Source: le blog richissime de Vincent Dutrait (Illustrateur BD et jeunesse de grande qualité )
"... A propos des droits d’auteur, des paiements...
C’est une question qui, il me semble, concerne l’édition jeunesse et la Bd. Je vais partir d’un exemple simple. Disons que la réalisation d’un album illustré par un illustrateur coûte - dans l’absolu - 9000€. Un calcul d’apothicaire (je précise), temps de travail, formats, matériel, recherches. Je sais bien qu’on peut difficilement calculer ainsi mais estimons la valeur réelle de ce travail à 9000€, ok ? Un peu comme si on commandait une peinture à un peintre ou plus terre à terre, comme si on achetait une chaise à un artisan, on paye en sortant du magasin.

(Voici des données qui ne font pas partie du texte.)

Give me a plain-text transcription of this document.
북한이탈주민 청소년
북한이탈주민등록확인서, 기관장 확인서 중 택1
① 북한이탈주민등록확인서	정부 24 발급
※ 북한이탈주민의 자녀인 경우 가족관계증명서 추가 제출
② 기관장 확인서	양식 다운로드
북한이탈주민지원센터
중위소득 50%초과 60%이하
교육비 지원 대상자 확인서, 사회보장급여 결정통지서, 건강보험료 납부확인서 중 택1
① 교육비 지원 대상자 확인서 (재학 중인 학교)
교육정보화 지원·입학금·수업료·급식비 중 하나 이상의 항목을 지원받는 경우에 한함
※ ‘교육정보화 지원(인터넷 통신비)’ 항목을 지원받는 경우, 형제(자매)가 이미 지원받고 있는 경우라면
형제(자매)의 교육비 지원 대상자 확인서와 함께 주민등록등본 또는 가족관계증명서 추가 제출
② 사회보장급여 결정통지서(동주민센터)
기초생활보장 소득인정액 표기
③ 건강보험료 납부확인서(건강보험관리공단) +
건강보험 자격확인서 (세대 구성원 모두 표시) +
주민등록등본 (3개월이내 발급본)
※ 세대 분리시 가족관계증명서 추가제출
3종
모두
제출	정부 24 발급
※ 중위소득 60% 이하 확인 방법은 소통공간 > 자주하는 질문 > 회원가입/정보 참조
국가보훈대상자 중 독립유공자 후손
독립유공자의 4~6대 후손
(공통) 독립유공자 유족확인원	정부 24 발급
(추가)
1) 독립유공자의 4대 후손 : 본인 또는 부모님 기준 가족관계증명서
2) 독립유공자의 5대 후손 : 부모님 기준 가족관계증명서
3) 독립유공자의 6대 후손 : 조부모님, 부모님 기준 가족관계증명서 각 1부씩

Je poursuis et détaille le processus. Généralement un éditeur, pour ce genre de projet, propose une avance (par exemple 5500€ en plusieurs fois, une partie à la signature du contrat et le reste à la remise des illustrations) plus un pourcentage de 3, 4 voire 6%, un équilibre à négocier. L’illustrateur commencera à toucher des droits quand les ventes auront atteint l’équivalent de 5500€ en pourcentage. Ca prend généralement quelques années et en imaginant que le livre se vende comme il se doit et fasse sa vie normalement, le travail de l’illustrateur sera un jour payé « à sa juste valeur » (ce n’est pas vraiment le terme approprié mais je n’ai pas trouvé mieux). Donc plus ou moins rapidement et les 9000€ de « départ » seront atteints. Et si le livre cartonne, l’illustrateur pourra même faire du « bénéfice ». Vous suivez ?

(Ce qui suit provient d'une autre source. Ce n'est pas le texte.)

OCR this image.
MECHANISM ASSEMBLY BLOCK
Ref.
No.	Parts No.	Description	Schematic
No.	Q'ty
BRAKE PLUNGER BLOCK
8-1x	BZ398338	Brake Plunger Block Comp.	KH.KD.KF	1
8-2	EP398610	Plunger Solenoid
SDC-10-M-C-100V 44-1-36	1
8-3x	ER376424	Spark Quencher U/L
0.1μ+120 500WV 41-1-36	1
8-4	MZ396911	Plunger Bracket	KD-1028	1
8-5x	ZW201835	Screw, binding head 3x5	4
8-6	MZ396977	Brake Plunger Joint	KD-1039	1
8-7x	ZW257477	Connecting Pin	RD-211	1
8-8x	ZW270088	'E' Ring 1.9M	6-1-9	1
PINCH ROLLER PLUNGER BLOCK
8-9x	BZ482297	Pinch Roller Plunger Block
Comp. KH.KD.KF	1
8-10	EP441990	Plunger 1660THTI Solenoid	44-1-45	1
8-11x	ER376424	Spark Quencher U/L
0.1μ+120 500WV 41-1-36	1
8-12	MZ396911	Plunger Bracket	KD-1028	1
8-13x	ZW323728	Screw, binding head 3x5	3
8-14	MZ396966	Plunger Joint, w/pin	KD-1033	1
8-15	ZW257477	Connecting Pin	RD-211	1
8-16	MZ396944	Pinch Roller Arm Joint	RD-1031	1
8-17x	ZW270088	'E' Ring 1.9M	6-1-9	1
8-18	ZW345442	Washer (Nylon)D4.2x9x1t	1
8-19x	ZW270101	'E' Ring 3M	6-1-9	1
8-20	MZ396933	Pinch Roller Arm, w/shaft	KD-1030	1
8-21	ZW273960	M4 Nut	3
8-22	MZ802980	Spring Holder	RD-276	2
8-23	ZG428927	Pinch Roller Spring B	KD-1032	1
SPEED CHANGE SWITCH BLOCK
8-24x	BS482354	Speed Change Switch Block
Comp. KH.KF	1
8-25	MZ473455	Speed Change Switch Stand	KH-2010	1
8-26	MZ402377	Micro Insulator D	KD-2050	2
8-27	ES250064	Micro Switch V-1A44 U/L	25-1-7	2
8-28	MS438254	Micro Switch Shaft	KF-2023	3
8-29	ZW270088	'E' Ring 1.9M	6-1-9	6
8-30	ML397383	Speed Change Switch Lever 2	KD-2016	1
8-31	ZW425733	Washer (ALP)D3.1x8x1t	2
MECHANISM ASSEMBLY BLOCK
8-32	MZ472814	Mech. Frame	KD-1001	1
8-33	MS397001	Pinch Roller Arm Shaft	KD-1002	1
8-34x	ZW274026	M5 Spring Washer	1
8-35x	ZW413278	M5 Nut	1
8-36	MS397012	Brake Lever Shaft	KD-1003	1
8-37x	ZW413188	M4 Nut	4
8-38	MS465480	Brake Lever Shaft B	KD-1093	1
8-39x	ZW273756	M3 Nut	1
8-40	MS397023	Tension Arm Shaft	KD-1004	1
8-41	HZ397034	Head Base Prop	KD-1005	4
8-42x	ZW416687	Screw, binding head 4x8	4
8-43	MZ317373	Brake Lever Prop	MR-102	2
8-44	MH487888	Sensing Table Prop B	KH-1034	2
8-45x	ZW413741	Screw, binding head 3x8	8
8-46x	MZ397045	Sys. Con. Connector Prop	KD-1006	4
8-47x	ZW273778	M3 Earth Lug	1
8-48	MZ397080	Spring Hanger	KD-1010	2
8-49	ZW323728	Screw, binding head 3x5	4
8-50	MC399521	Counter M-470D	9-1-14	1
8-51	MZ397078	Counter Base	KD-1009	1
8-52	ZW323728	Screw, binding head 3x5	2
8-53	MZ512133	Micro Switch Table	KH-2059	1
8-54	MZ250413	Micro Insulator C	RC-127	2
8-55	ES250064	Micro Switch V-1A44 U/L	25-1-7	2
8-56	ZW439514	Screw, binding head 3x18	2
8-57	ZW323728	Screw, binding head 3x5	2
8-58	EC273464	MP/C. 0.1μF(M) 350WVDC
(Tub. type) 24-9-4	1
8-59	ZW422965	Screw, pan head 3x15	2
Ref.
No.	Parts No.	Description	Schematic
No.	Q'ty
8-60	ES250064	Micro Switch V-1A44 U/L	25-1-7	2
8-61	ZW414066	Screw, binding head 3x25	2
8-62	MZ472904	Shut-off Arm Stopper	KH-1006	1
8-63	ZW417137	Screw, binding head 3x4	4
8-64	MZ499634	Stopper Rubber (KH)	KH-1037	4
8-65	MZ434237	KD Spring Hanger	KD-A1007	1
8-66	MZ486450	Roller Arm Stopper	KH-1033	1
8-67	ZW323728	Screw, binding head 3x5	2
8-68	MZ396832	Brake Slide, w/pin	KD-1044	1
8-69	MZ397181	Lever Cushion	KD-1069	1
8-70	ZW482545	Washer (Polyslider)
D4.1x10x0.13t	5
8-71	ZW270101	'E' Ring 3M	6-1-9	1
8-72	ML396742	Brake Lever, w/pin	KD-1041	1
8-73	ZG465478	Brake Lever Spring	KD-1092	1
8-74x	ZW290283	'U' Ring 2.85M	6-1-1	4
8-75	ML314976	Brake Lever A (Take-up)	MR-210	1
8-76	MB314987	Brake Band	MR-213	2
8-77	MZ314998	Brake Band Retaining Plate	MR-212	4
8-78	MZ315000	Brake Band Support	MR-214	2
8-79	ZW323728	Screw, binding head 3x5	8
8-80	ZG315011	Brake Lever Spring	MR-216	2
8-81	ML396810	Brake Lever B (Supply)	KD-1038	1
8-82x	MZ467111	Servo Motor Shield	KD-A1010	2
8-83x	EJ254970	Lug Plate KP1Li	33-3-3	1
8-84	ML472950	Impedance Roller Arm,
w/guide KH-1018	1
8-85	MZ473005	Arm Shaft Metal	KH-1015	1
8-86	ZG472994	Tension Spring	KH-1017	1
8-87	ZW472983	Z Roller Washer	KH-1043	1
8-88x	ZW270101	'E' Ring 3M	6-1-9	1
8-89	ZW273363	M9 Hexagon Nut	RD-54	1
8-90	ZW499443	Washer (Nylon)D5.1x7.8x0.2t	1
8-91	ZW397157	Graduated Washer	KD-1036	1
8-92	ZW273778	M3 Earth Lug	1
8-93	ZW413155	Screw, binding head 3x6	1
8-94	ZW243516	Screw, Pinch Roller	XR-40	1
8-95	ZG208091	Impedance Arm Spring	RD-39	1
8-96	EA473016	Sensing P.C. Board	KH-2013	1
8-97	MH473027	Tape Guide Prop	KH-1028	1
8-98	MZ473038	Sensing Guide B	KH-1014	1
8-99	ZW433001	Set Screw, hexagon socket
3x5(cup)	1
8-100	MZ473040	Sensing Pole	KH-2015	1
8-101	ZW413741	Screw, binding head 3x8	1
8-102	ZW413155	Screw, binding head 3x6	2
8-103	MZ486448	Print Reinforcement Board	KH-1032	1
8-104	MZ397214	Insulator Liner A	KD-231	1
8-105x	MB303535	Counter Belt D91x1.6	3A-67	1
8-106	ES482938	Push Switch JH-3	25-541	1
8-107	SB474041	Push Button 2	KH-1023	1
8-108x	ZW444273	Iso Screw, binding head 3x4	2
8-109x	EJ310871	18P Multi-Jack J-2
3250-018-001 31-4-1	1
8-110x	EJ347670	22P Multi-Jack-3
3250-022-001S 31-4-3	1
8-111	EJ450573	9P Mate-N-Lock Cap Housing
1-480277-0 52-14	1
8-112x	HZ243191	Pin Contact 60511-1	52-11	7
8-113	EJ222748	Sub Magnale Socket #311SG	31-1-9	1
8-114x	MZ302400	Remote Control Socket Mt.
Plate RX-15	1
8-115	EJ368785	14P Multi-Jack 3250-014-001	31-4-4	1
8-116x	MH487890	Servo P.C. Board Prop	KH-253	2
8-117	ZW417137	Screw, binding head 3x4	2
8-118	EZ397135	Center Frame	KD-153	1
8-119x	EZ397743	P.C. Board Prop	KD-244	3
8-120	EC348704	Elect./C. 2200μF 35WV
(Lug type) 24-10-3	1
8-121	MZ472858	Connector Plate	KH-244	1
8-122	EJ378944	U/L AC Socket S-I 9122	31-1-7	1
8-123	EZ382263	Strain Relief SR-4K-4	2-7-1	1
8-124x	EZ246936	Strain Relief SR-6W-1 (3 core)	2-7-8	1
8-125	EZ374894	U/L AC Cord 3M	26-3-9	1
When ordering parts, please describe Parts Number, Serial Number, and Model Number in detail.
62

Mais hic, là où ça coince maintenant, il me semble, c’est que la situation de l’édition change ou a changé. J’en ai parlé souvent avec des amis éditeurs, il y a une telle production que les libraires ne peuvent plus stocker les livres, les vendre « comme il faut », les laisser quelque temps sur les tables et ne pas les faire disparaître tout de suite dans les rayons ou dans les bacs. Par exemple, pour les fêtes de fin d’année, certains libraires n’ouvrent plus les cartons en provenance des éditeurs après la fin novembre, les tables et rayons étant déjà surchargés. Un éditeur doit donc publier le livre bien en amont, en septembre ou octobre pour espérer s’assurer une place au soleil, bien visible, jusqu’à la fin de l’année. Voici un extrait :
«…Mais le livre de jeunesse souffre des mêmes maux que le reste de l’édition. En premier lieu, la propension à la surproduction: 10485 titres nouveaux en 2006, alors qu’en 1990 on n’en comptait que (si je puis dire) 7245. Soit 45% de hausse ! La qualité y gagne-t-elle ? On craint d’en douter. La visibilité est mécaniquement réduite pour la plupart des titres. Face au trop-plein, le libraire excédé est tenté de privilégier les séries, les titres déjà familiers. Il faut savoir que, selon le SNE, 30 licences font un quart des ventes de livres pour la jeunesse: les “Petit ours brun”, “Nana”… et, bien sûr, “Harry Potter”. De même, comment ne pas céder à la tentation d’accorder plus d’importance aux livres à retombées multiples ? Cartables, trousses, crayons, jeux, gadgets, tout y passe. Rentabilité assurée. Effort minimal…»
Ensuite gros retours chez l’éditeur, ce que je constate sur les relevés de droits d’auteur en mars. Il me semble que cette situation, finalement, pénalise la vie d’un livre et limiter sa visibilité, sa diffusion. De fil en aiguille, le travail de l’illustrateur ne sera peut-être jamais payé « à sa juste valeur », ou peut-être, qui sait, dans dix ans.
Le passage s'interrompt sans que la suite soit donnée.